Pennsylvania in Talks to Join Multistate Online Poker Agreement

Pennsylvania is set to become part of the Multi-State Internet Gaming Agreement (MSiGA), indicating that it may soon start sharing its online poker liquidity with other states within the compact. 

Present signatories of MSiGA exchange player pools across state lines, and shortly, players in Pennsylvania might be check-raising new challengers from Nevada, Delaware, Michigan, and New Jersey. 

On Friday, the Pennsylvania Gaming Control Board (PGCB) informed PlayPannsylvania that it has started discussions for the state to join MSiGA at the request of Democratic Governor Josh Shapiro. 

 

The Importance of This 

For online poker to succeed, it requires a sufficient number of players. A larger player pool leads to increased tournament prize pools and a wider selection of games and stakes offered, which subsequently draws in more players. 

When the initial states approved and controlled online gambling in 2013, the emerging markets were tightly enclosed. This was implemented to limit access for residents from states where online gambling was illegal, and also because it simplified tax collection in those markets. 

This scenario wasn't suitable for online poker. Delaware, for instance, has a population of just under 1 million and could hardly support a few six-handed sit-and-gos, much less a robust online poker environment. In the absence of significant liquidity, online poker became stagnant. 

 

Join MSiGA 

In 2014, Delaware and Nevada were the initial signatories of MSiGA, with New Jersey following soon after. MSiGA is fundamentally a collection of basic regulatory and technical benchmarks for liquidity pooling. 

The contract also mandates that the operators allocate the rake according to each player's weighted input to the pot, enabling fund redistribution for tax reasons to the state in which the player resides. 

Pennsylvania approved online poker in 2018 but refrained from entering MSiGA due to an unforeseen shift in the legal landscape. 

 

At the Last Minute 

In that year, the Trump administration dramatically overturned the 2011 DOJ opinion that the federal Wire Act restricted only the interstate transmission of sports bets and not other types of gambling. 

The 2011 ruling had encouraged early adopters such as Nevada and New Jersey to approve online poker. However, the legality of these activities, along with online lotteries, and especially MSiGA, has now become uncertain. 

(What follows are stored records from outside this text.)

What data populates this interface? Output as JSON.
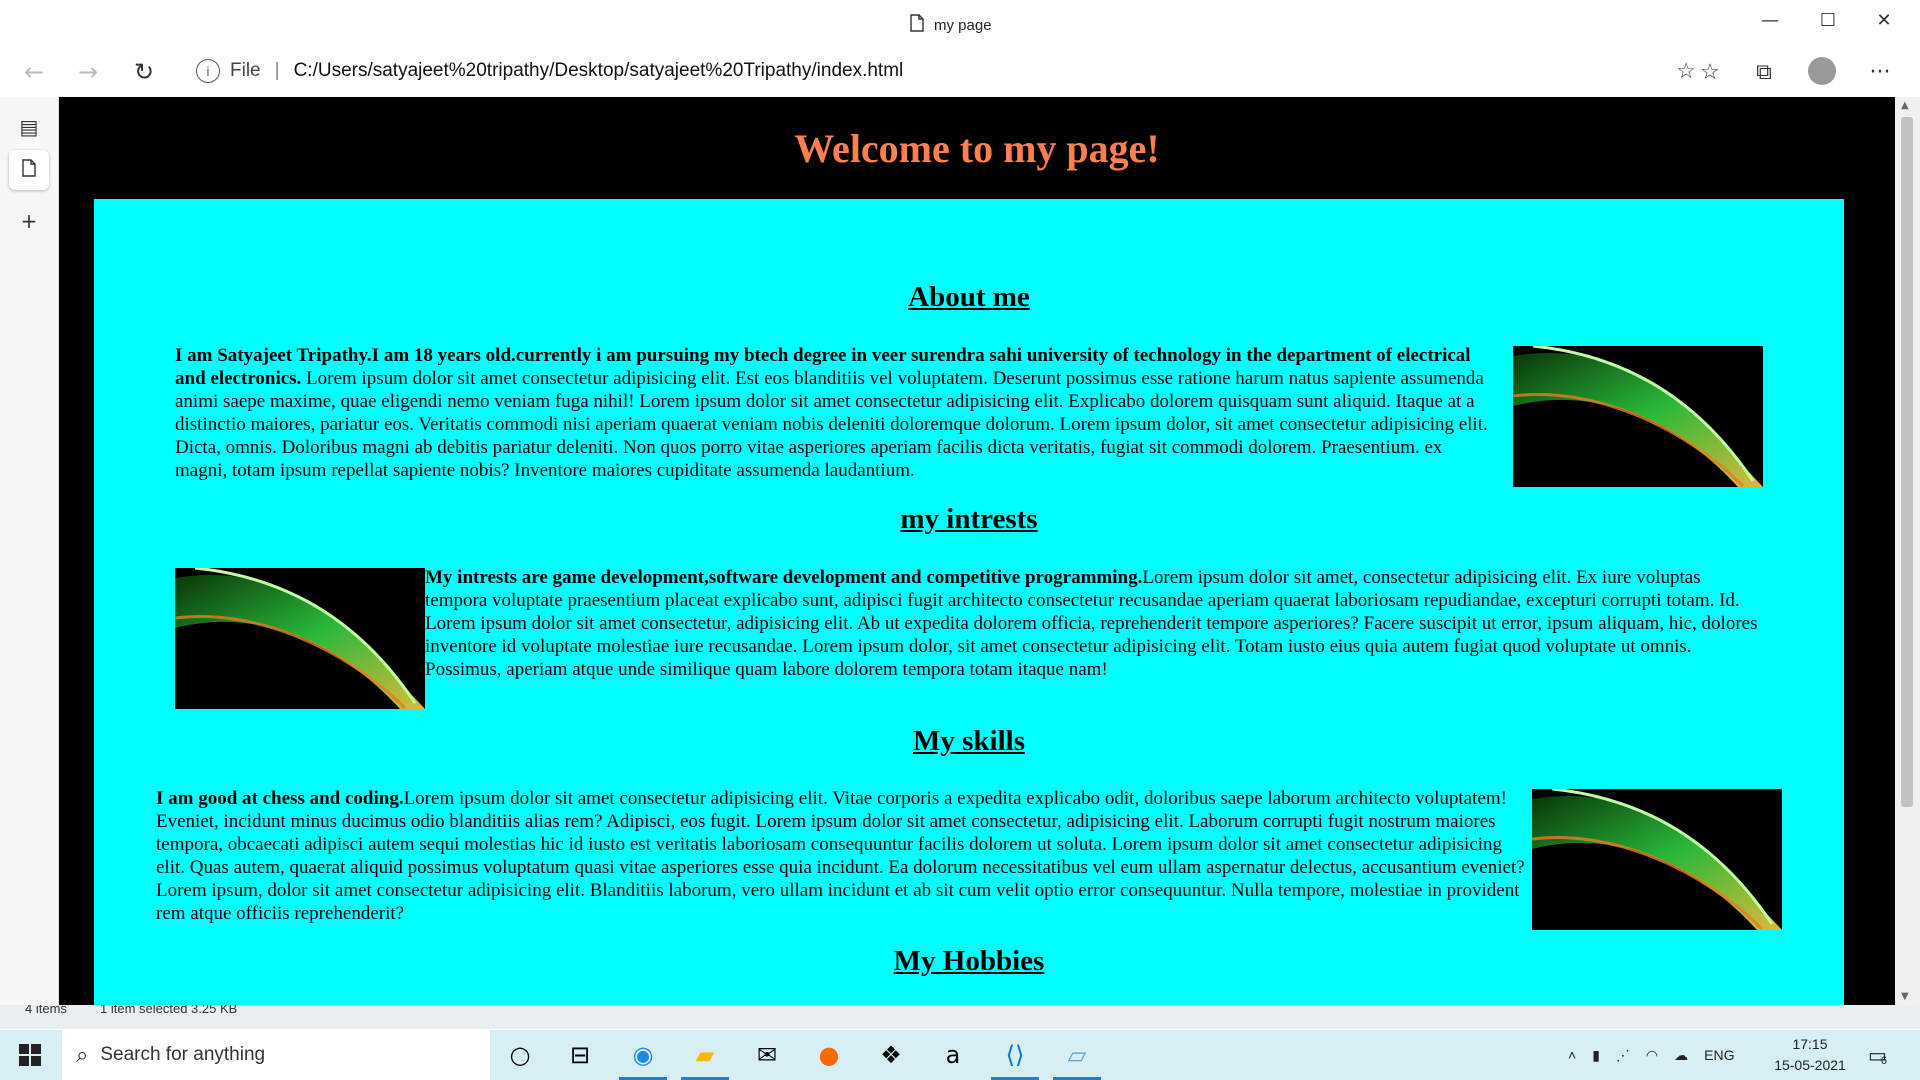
{
  "window": {
    "tab_title": "my page",
    "minimize": "—",
    "maximize": "☐",
    "close": "✕"
  },
  "toolbar": {
    "address_prefix": "File",
    "url": "C:/Users/satyajeet%20tripathy/Desktop/satyajeet%20Tripathy/index.html",
    "more": "···"
  },
  "page": {
    "title": "Welcome to my page!",
    "sections": [
      {
        "heading": "About me",
        "bold": "I am Satyajeet Tripathy.I am 18 years old.currently i am pursuing my btech degree in veer surendra sahi university of technology in the department of electrical and electronics.",
        "text": " Lorem ipsum dolor sit amet consectetur adipisicing elit. Est eos blanditiis vel voluptatem. Deserunt possimus esse ratione harum natus sapiente assumenda animi saepe maxime, quae eligendi nemo veniam fuga nihil! Lorem ipsum dolor sit amet consectetur adipisicing elit. Explicabo dolorem quisquam sunt aliquid. Itaque at a distinctio maiores, pariatur eos. Veritatis commodi nisi aperiam quaerat veniam nobis deleniti doloremque dolorum. Lorem ipsum dolor, sit amet consectetur adipisicing elit. Dicta, omnis. Doloribus magni ab debitis pariatur deleniti. Non quos porro vitae asperiores aperiam facilis dicta veritatis, fugiat sit commodi dolorem. Praesentium. ex magni, totam ipsum repellat sapiente nobis? Inventore maiores cupiditate assumenda laudantium."
      },
      {
        "heading": "my intrests",
        "bold": "My intrests are game development,software development and competitive programming.",
        "text": "Lorem ipsum dolor sit amet, consectetur adipisicing elit. Ex iure voluptas tempora voluptate praesentium placeat explicabo sunt, adipisci fugit architecto consectetur recusandae aperiam quaerat laboriosam repudiandae, excepturi corrupti totam. Id. Lorem ipsum dolor sit amet consectetur, adipisicing elit. Ab ut expedita dolorem officia, reprehenderit tempore asperiores? Facere suscipit ut error, ipsum aliquam, hic, dolores inventore id voluptate molestiae iure recusandae. Lorem ipsum dolor, sit amet consectetur adipisicing elit. Totam iusto eius quia autem fugiat quod voluptate ut omnis. Possimus, aperiam atque unde similique quam labore dolorem tempora totam itaque nam!"
      },
      {
        "heading": "My skills",
        "bold": "I am good at chess and coding.",
        "text": "Lorem ipsum dolor sit amet consectetur adipisicing elit. Vitae corporis a expedita explicabo odit, doloribus saepe laborum architecto voluptatem! Eveniet, incidunt minus ducimus odio blanditiis alias rem? Adipisci, eos fugit. Lorem ipsum dolor sit amet consectetur, adipisicing elit. Laborum corrupti fugit nostrum maiores tempora, obcaecati adipisci autem sequi molestias hic id iusto est veritatis laboriosam consequuntur facilis dolorem ut soluta. Lorem ipsum dolor sit amet consectetur adipisicing elit. Quas autem, quaerat aliquid possimus voluptatum quasi vitae asperiores esse quia incidunt. Ea dolorum necessitatibus vel eum ullam aspernatur delectus, accusantium eveniet? Lorem ipsum, dolor sit amet consectetur adipisicing elit. Blanditiis laborum, vero ullam incidunt et ab sit cum velit optio error consequuntur. Nulla tempore, molestiae in provident rem atque officiis reprehenderit?"
      },
      {
        "heading": "My Hobbies"
      }
    ]
  },
  "statusbar": {
    "items": "4 items",
    "selected": "1 item selected  3.25 KB"
  },
  "taskbar": {
    "search_placeholder": "Search for anything",
    "language": "ENG",
    "time": "17:15",
    "date": "15-05-2021",
    "notification_count": "6"
  }
}
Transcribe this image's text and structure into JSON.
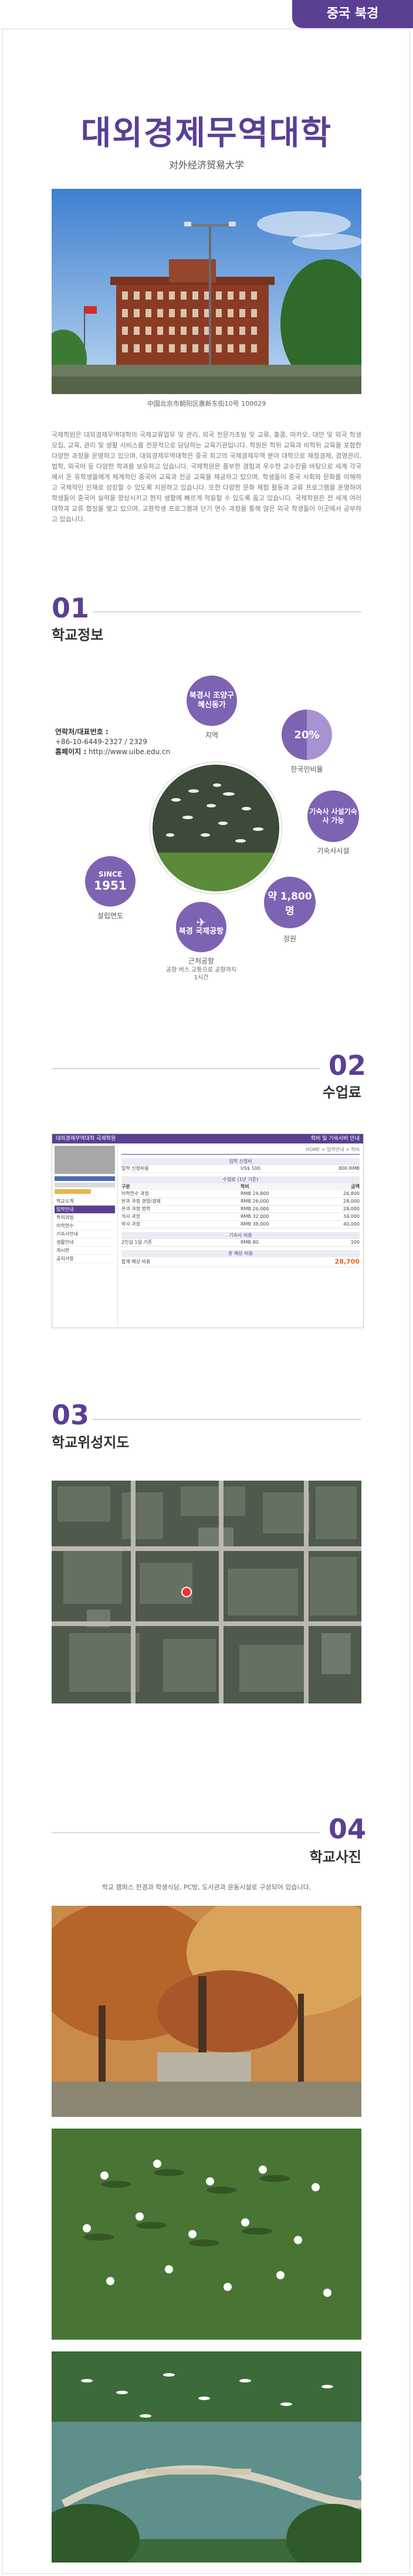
{
  "header": {
    "tag": "중국 북경"
  },
  "school": {
    "name": "대외경제무역대학",
    "chinese_name": "对外经济贸易大学",
    "photo_caption": "中国北京市朝阳区惠新东街10号 100029",
    "intro": "국제학원은 대외경제무역대학의 국제교류업무 및 관리, 외국 전문가초빙 및 교류, 홍콩, 마카오, 대만 및 외국 학생 모집, 교육, 관리 및 생활 서비스를 전문적으로 담당하는 교육기관입니다. 학원은 학위 교육과 비학위 교육을 포함한 다양한 과정을 운영하고 있으며, 대외경제무역대학은 중국 최고의 국제경제무역 분야 대학으로 재정경제, 경영관리, 법학, 외국어 등 다양한 학과를 보유하고 있습니다. 국제학원은 풍부한 경험과 우수한 교수진을 바탕으로 세계 각국에서 온 유학생들에게 체계적인 중국어 교육과 전공 교육을 제공하고 있으며, 학생들이 중국 사회와 문화를 이해하고 국제적인 인재로 성장할 수 있도록 지원하고 있습니다. 또한 다양한 문화 체험 활동과 교류 프로그램을 운영하여 학생들이 중국어 실력을 향상시키고 현지 생활에 빠르게 적응할 수 있도록 돕고 있습니다. 국제학원은 전 세계 여러 대학과 교류 협정을 맺고 있으며, 교환학생 프로그램과 단기 연수 과정을 통해 많은 외국 학생들이 이곳에서 공부하고 있습니다."
  },
  "section1": {
    "num": "01",
    "title": "학교정보",
    "contact_label_tel": "연락처/대표번호 :",
    "contact_tel": "+86-10-6449-2327 / 2329",
    "contact_label_web": "홈페이지 :",
    "contact_web": "http://www.uibe.edu.cn",
    "items": [
      {
        "circle": "북경시 조양구 혜신동가",
        "label": "지역"
      },
      {
        "circle": "20%",
        "label": "한국인비율"
      },
      {
        "circle": "기숙사 사설기숙사 가능",
        "label": "기숙사시설"
      },
      {
        "circle": "약 1,800명",
        "label": "정원"
      },
      {
        "circle": "북경 국제공항",
        "label": "근처공항",
        "sub": "공항 버스 교통으로 공항까지 1시간"
      },
      {
        "circle": "1951",
        "circle_top": "SINCE",
        "label": "설립연도"
      }
    ]
  },
  "section2": {
    "num": "02",
    "title": "수업료",
    "table": {
      "header_left": "대외경제무역대학 국제학원",
      "header_right": "학비 및 기숙사비 안내",
      "breadcrumb": "HOME > 입학안내 > 학비",
      "sidebar": [
        "학교소개",
        "입학안내",
        "학위과정",
        "어학연수",
        "기숙사안내",
        "생활안내",
        "게시판",
        "공지사항"
      ],
      "section_a": "입학 신청비",
      "row_a": [
        "입학 신청비용",
        "US$ 100",
        "800 RMB"
      ],
      "section_b": "수업료 (1년 기준)",
      "col_heads": [
        "구분",
        "학비",
        "금액"
      ],
      "rows_b": [
        [
          "어학연수 과정",
          "RMB 24,800",
          "26,800"
        ],
        [
          "본과 과정 경영/경제",
          "RMB 26,000",
          "28,000"
        ],
        [
          "본과 과정 법학",
          "RMB 26,000",
          "28,000"
        ],
        [
          "석사 과정",
          "RMB 32,000",
          "34,000"
        ],
        [
          "박사 과정",
          "RMB 38,000",
          "40,000"
        ]
      ],
      "section_c": "기숙사 비용",
      "row_c": [
        "2인실 1일 기준",
        "RMB 80",
        "100"
      ],
      "section_d": "총 예상 비용",
      "total_label": "합계 예상 비용",
      "total_value": "28,700"
    }
  },
  "section3": {
    "num": "03",
    "title": "학교위성지도"
  },
  "section4": {
    "num": "04",
    "title": "학교사진",
    "caption": "학교 캠퍼스 전경과 학생식당, PC방, 도서관과 운동시설로 구성되어 있습니다."
  }
}
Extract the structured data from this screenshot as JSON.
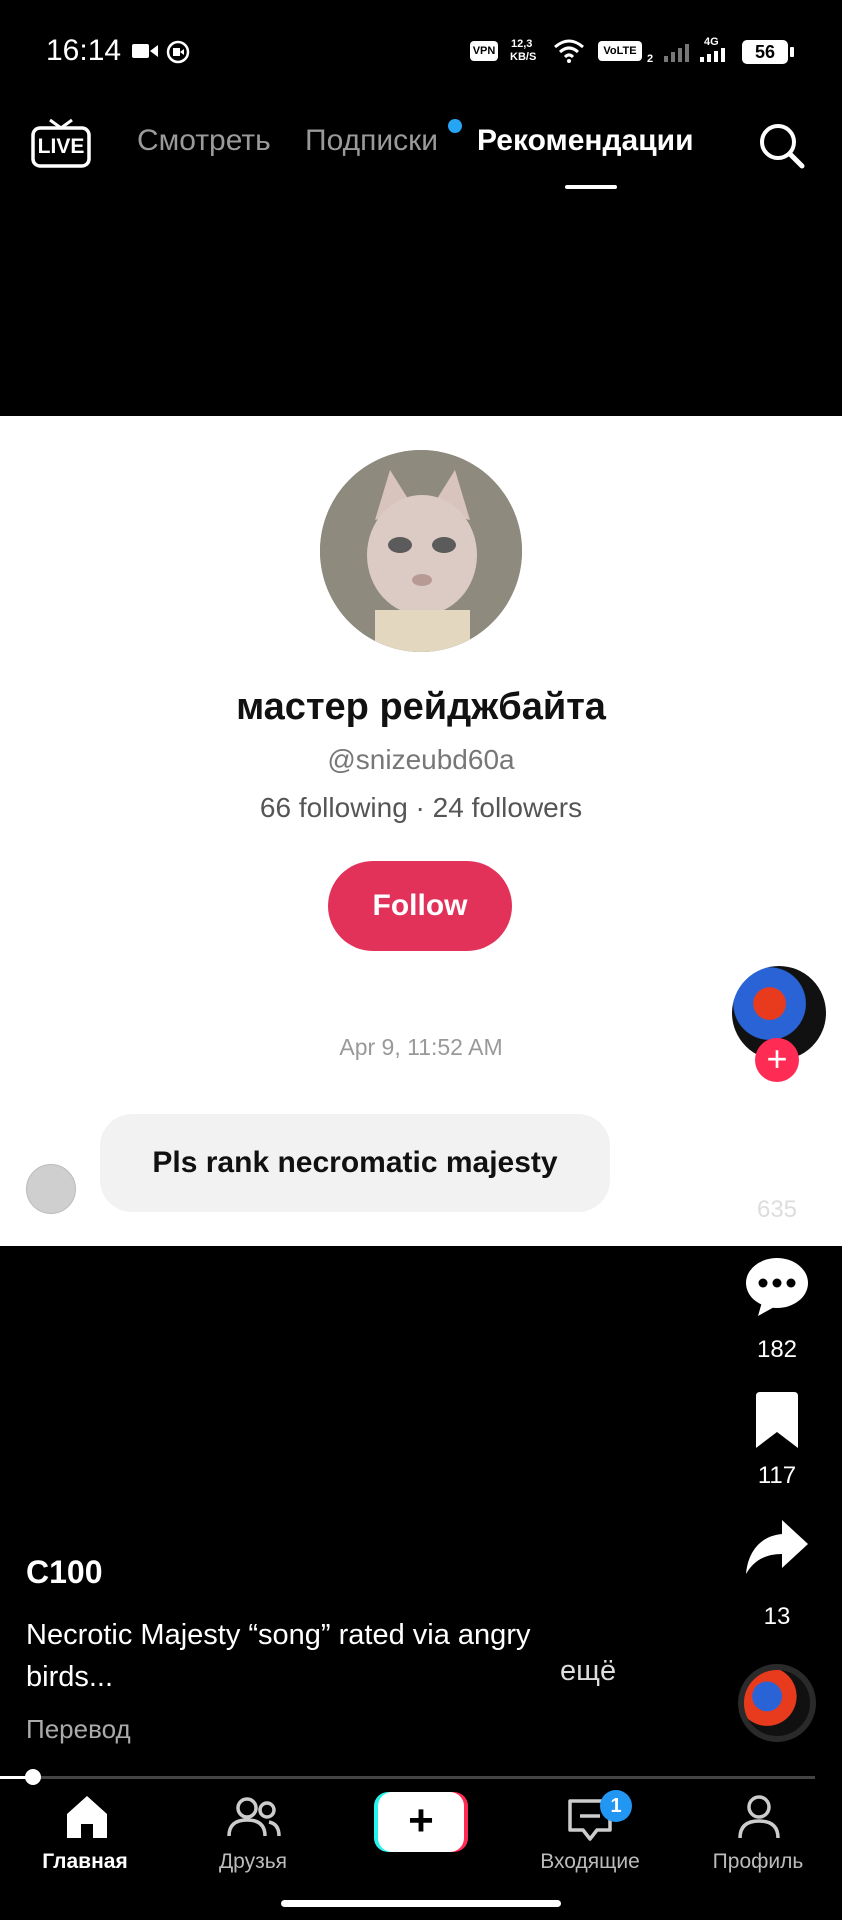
{
  "status_bar": {
    "time": "16:14",
    "speed_value": "12,3",
    "speed_unit": "KB/S",
    "vpn": "VPN",
    "volte": "VoLTE",
    "volte_sub": "2",
    "network": "4G",
    "battery": "56"
  },
  "top_nav": {
    "live": "LIVE",
    "tabs": [
      {
        "label": "Смотреть",
        "active": false
      },
      {
        "label": "Подписки",
        "active": false,
        "has_dot": true
      },
      {
        "label": "Рекомендации",
        "active": true
      }
    ],
    "search_icon": "search-icon"
  },
  "card": {
    "name": "мастер рейджбайта",
    "handle": "@snizeubd60a",
    "stats": "66 following · 24 followers",
    "follow_label": "Follow",
    "date": "Apr 9, 11:52 AM",
    "comment": "Pls rank necromatic majesty"
  },
  "rail": {
    "likes": "635",
    "comments": "182",
    "bookmarks": "117",
    "shares": "13"
  },
  "video": {
    "author": "C100",
    "description": "Necrotic Majesty “song” rated via angry birds...",
    "more": "ещё",
    "translate": "Перевод",
    "progress": 0.04
  },
  "bottom_nav": {
    "items": [
      {
        "label": "Главная",
        "icon": "home-icon",
        "active": true
      },
      {
        "label": "Друзья",
        "icon": "friends-icon",
        "active": false
      },
      {
        "label": "",
        "icon": "plus-icon",
        "active": false
      },
      {
        "label": "Входящие",
        "icon": "inbox-icon",
        "active": false,
        "badge": "1"
      },
      {
        "label": "Профиль",
        "icon": "profile-icon",
        "active": false
      }
    ]
  },
  "colors": {
    "follow": "#e2325a",
    "dot": "#27a5f5",
    "badge": "#2196f3",
    "plus_badge": "#fe2c55"
  }
}
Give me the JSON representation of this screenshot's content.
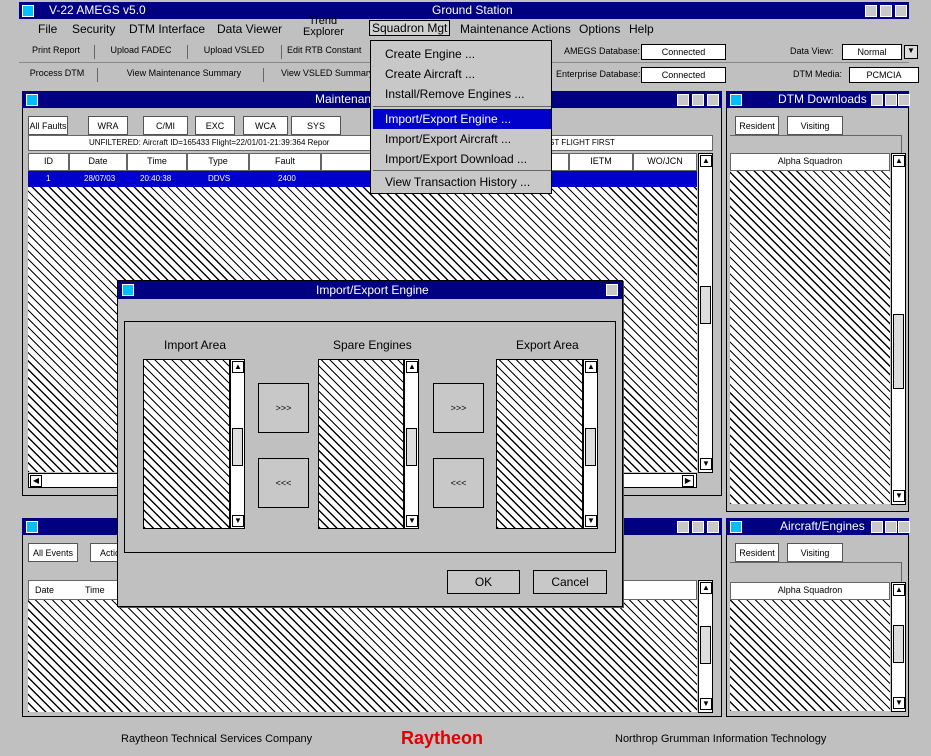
{
  "app": {
    "title": "V-22 AMEGS v5.0",
    "station": "Ground Station"
  },
  "menu": {
    "file": "File",
    "security": "Security",
    "dtm_interface": "DTM Interface",
    "data_viewer": "Data Viewer",
    "trend_explorer_line1": "Trend",
    "trend_explorer_line2": "Explorer",
    "squadron_mgt": "Squadron Mgt",
    "maintenance_actions": "Maintenance Actions",
    "options": "Options",
    "help": "Help"
  },
  "dropdown": {
    "create_engine": "Create Engine ...",
    "create_aircraft": "Create Aircraft ...",
    "install_remove": "Install/Remove Engines ...",
    "import_export_engine": "Import/Export Engine ...",
    "import_export_aircraft": "Import/Export Aircraft ...",
    "import_export_download": "Import/Export Download ...",
    "view_transaction_history": "View Transaction History ..."
  },
  "toolbar": {
    "print_report": "Print Report",
    "upload_fadec": "Upload FADEC",
    "upload_vsled": "Upload VSLED",
    "edit_rtb": "Edit RTB Constant",
    "process_dtm": "Process DTM",
    "view_maint_summary": "View Maintenance Summary",
    "view_vsled_summary": "View VSLED Summary",
    "amegs_db_label": "AMEGS Database:",
    "amegs_db_value": "Connected",
    "enterprise_db_label": "Enterprise Database:",
    "enterprise_db_value": "Connected",
    "data_view_label": "Data View:",
    "data_view_value": "Normal",
    "dtm_media_label": "DTM Media:",
    "dtm_media_value": "PCMCIA"
  },
  "maint_panel": {
    "title": "Maintenance",
    "tabs": [
      "All Faults",
      "WRA",
      "C/MI",
      "EXC",
      "WCA",
      "SYS"
    ],
    "filter_text": "UNFILTERED:  Aircraft ID=165433  Flight=22/01/01-21:39:364  Repor",
    "filter_right": "ST FLIGHT FIRST",
    "columns": [
      "ID",
      "Date",
      "Time",
      "Type",
      "Fault"
    ],
    "columns_right": [
      "IETM",
      "WO/JCN"
    ],
    "row": {
      "id": "1",
      "date": "28/07/03",
      "time": "20:40:38",
      "type": "DDVS",
      "fault": "2400"
    }
  },
  "dtm_panel": {
    "title": "DTM Downloads",
    "tabs": [
      "Resident",
      "Visiting"
    ],
    "list_header": "Alpha Squadron"
  },
  "events_panel": {
    "tabs": [
      "All Events",
      "Actio"
    ],
    "columns": [
      "Date",
      "Time"
    ]
  },
  "aircraft_panel": {
    "title": "Aircraft/Engines",
    "tabs": [
      "Resident",
      "Visiting"
    ],
    "list_header": "Alpha Squadron"
  },
  "dialog": {
    "title": "Import/Export Engine",
    "import_area": "Import Area",
    "spare_engines": "Spare Engines",
    "export_area": "Export Area",
    "move_right": ">>>",
    "move_left": "<<<",
    "ok": "OK",
    "cancel": "Cancel"
  },
  "footer": {
    "left": "Raytheon Technical Services Company",
    "center": "Raytheon",
    "right": "Northrop Grumman Information Technology"
  },
  "colors": {
    "titlebar": "#000080",
    "accent": "#00bfff",
    "raytheon_red": "#e00000",
    "selection": "#0000cc"
  }
}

The New Hampshire Lottery won a lawsuit against the DOJ regarding the reversal, which detractors argued was executed as a favor to the late Republican donor and casino tycoon Sheldon Adelson, who was opposed to online gambling. 

With the 2011 interpretation reinstated, Pennsylvania is now set to join MSiGA, making it the most populous state yet—13 million—to do so, giving online poker in the US a significant boost. 

It could create a snowball effect, enticing additional states to join as online poker becomes a more manageable product to oversee.